Yani, metnin anlatıcısı geçirdiği kaza yüzünden çoğu fiziksel kabiliyetini yitirmiştir, fakat bu kaza sayesinde zihinsel faaliyetlerini geliştirmiştir. İşte Deleuze’ün yukarıda alıntıladığımız “kendine bir doğum daha yaratmak, bedensel doğumundan kopmak” ifadesinde bahsettiği durum tam da budur: Bedenin mümkün kıldıklarıyla sınırlı kalmamak, bu sınırlı hali aşmak için uğraşmak.
‘Tavan’daki karakter, bedeniyle kurduğu sınır deneyimini şu şekilde ifade eder:
“Zaman vücudumuzu tahrip edebilir, hafızamız geçmişi çağırıp zamanın götürdüklerini geri getirir. Bırakın, olan olduğu gibi yaşansın. Buna yapacak bir şeyimiz yok kuşkusuz. Ama fragmanları geri çağırıp bir terzi gibi şekillendirebilir ya da bir ressam gibi renklendirebilir, bir pikap gibi titreştirebilir, istediğimiz yerde dondurarak tekrar başa sarabiliriz..”
Yani, her ne kadar vücudumuzun yaşlanmasına, yaralanmasına, sakatlanmasına, acı çekmesine… engel olamasak da, zihnimiz sayesinde bu acıyı aşabilir, hatta bu fiziksel acı üzerinde kontrol sahibi dahi olabiliriz.

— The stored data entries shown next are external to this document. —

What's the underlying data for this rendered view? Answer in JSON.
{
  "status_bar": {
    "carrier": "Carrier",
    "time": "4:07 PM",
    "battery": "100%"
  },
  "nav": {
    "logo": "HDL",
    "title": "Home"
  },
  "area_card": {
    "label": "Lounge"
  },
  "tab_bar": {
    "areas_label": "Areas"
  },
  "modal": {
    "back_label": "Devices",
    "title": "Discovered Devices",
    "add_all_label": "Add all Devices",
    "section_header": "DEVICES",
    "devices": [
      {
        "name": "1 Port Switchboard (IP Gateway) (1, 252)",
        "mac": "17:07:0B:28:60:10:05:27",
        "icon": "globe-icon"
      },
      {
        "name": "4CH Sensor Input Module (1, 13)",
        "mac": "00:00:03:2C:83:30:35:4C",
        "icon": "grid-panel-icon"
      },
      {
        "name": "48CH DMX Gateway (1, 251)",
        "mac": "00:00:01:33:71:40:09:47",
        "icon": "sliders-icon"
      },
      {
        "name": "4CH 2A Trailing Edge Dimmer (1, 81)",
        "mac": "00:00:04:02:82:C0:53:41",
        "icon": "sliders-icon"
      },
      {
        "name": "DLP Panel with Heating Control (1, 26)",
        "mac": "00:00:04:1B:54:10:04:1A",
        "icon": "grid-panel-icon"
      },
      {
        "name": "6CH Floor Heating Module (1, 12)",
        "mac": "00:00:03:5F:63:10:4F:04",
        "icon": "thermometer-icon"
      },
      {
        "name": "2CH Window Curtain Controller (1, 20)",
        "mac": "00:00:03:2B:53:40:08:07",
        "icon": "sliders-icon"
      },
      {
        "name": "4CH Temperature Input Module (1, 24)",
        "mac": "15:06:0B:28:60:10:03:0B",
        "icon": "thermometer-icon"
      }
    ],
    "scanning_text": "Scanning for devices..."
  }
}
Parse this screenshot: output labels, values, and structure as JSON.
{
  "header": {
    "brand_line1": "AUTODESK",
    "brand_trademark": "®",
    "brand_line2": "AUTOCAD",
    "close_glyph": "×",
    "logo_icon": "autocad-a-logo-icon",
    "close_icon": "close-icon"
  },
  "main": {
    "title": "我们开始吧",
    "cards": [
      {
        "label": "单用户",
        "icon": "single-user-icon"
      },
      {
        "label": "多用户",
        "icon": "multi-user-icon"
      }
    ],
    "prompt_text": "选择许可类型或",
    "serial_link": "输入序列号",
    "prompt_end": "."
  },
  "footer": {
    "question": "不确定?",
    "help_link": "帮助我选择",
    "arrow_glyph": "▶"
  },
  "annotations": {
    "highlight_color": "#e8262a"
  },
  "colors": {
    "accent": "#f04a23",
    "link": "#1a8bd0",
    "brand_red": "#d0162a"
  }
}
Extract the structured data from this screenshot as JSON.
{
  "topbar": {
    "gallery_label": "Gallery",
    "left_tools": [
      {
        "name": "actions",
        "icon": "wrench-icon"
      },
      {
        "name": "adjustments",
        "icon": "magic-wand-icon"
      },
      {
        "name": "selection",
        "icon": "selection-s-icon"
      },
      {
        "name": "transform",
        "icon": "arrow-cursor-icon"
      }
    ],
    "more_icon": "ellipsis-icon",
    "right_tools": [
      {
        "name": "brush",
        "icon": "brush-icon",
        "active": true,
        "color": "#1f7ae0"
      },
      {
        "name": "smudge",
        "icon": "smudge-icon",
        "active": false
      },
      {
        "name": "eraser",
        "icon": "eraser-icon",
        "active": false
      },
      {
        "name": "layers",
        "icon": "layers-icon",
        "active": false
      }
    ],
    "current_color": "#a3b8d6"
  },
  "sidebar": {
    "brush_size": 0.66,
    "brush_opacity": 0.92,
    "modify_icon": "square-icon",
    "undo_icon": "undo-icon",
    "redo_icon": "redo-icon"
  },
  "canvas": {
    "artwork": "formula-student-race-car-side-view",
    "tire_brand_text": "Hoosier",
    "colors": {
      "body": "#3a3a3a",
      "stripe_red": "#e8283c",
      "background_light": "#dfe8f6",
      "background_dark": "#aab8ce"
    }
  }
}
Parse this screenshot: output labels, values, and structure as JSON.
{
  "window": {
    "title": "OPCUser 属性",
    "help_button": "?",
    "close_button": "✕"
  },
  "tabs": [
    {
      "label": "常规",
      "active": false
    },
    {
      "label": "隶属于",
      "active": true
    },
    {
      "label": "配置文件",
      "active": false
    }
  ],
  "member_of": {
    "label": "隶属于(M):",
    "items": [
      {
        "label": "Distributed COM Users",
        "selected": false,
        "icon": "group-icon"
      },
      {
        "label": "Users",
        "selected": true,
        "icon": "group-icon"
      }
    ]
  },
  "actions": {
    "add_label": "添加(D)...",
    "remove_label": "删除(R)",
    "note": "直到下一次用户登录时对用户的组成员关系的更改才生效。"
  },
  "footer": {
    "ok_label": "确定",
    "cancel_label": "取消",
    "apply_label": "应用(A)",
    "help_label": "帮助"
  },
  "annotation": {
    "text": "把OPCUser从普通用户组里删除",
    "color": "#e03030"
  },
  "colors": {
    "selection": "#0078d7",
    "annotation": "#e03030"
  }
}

Başka bir deyişle, fiziksel olarak başımıza ne gelirse gelsin, “bedensel doğumdan kopup”, söz konusu fiziksel bağlardan kurtulmamız mümkündür. İşte ‘Tavan’ın ana karakteri de hatıraları, rüyaları, kurduğu hayaller ile bu fiziksel bağlardan kurtularak, kendine “yeni bir doğum yaratmayı” başarmış bir karakterdir. Tüm bu sebeplerle de, ‘Tavan’ın anlatıcısının başına gelen bu acı karşısında takındığı tavrın, Deleuze’ün Stoacılardan beslenerek kurguladığı ahlak anlayışına denk düştüğünü söyleyebiliriz. Zira bu isimsiz kahraman, tıpkı Bousquet gibi, yarasını onurla taşıyan bir savaşçı olarak karşımıza çıkar.